I agree that a client hanging isn't a nice way to fail a service call, but if you don't wait for the service server the chances of the response future ever becoming ready are pretty low.
Closing in favor of https://github.com/ros2/rmw_fastrtps/issues/392 since these appear to be duplicates, and rmw_fastrtps
is a more specifc repo
Hello @daisukes ,
Did you eventually solve it? I'm struggling with the same issue (I think it's the same). Some services just don't receive / respond to calls... I'm running ros2 galactic on ubuntu 20.04 with docker as well.
Hello @omertal88,
I have been using ros:galactic image on dockerhub and no preblems so far.
I remember that we used to use Fast-RTPS(Fast-DDS) for foxy and needed to downgrade until the bug was fixed.
The default DDS is changed to CycloneDDS for galactic from Fast-DDS for foxy. https://discourse.ros.org/t/community-feedback-default-rmw-for-ros-2-galactic/16450
Have you checked different DDS implementations?
Wow, so I changed the rmw to use cyclonedds and the issues were gone! The thing is, I have some devices that run micro-ros which only supports Fast-RTPS. I hope I won't experience any issues with those devices. Also, coudln't find documentation about how to configure the discovery of CycloneDDS (I need to use uni-cast with devices that are connected wirelessly). Do you happen to know how?

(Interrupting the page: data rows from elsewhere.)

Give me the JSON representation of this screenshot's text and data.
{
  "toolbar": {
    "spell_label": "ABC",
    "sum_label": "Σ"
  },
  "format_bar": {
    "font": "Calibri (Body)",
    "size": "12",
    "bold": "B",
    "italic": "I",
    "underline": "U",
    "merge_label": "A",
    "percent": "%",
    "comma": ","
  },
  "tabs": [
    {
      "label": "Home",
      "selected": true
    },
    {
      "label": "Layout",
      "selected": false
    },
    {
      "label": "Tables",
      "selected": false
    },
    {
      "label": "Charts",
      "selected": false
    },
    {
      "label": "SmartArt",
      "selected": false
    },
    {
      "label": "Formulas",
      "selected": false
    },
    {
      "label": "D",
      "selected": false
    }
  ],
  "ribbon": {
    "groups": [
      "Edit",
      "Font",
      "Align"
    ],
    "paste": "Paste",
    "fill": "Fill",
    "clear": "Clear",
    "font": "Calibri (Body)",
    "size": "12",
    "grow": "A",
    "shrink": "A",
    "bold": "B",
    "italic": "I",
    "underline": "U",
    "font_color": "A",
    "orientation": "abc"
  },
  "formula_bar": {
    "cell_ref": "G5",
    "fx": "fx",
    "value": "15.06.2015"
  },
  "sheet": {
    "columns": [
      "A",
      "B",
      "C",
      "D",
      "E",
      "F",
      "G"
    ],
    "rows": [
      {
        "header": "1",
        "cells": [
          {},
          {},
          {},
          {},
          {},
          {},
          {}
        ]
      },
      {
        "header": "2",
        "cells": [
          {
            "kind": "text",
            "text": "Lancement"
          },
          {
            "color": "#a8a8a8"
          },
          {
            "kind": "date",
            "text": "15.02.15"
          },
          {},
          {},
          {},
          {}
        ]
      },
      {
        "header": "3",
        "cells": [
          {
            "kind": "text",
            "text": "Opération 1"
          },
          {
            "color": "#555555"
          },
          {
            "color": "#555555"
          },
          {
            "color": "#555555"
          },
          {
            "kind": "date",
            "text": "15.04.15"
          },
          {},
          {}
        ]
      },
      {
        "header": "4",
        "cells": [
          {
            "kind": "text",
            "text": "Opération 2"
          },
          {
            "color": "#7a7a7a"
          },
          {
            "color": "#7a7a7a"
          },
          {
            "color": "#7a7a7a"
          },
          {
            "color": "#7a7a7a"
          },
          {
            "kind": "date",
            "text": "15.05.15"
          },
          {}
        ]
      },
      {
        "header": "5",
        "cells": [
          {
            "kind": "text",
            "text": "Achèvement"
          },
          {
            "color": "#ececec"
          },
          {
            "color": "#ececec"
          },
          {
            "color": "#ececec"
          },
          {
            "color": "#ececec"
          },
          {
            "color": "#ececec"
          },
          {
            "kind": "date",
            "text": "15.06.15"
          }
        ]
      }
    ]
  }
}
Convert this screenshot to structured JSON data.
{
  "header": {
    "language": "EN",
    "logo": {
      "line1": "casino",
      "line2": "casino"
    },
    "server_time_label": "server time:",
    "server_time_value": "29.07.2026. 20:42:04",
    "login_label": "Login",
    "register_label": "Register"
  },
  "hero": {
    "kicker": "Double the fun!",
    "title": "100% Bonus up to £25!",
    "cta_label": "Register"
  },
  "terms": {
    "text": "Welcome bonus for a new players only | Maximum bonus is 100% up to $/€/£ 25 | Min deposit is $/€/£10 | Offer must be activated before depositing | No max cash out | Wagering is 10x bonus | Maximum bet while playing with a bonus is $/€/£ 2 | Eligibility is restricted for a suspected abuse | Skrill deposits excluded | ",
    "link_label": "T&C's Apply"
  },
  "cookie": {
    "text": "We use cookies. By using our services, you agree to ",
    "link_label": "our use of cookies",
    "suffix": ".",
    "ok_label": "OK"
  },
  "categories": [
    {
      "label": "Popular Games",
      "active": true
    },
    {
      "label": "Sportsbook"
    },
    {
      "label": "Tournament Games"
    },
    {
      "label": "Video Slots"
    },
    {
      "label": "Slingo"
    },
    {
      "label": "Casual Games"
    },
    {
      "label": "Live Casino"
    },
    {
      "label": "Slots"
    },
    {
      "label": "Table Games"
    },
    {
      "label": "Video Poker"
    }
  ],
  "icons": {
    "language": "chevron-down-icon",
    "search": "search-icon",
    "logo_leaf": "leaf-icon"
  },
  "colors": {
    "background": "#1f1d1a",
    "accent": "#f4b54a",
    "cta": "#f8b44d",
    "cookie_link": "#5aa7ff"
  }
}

@daisukes So in fact there are issues when calling services from CycloneDDS to Fast-RTPS. Response isn't returned. I found this open bug: https://github.com/ros2/rmw_cyclonedds/issues/184 and it seems there hasn't been any progress with it. I may try to convert my services to simple publishers + subscribers.
Bug report
*Required Info: Related to https://github.com/ros-planning/navigation2/issues/1788*
Steps to reproduce issue
Expected behavior
Services should be responded.
Actual behavior
Services are sometimes not responded.
With my three environments described here, it could sometimes success and fail. Not sure but, It seems like depending CPU speed. I found this issue while trying to use clear costmap services.
Additional information
I have not checked all services in Navigation2, but at least some of the services are not responded.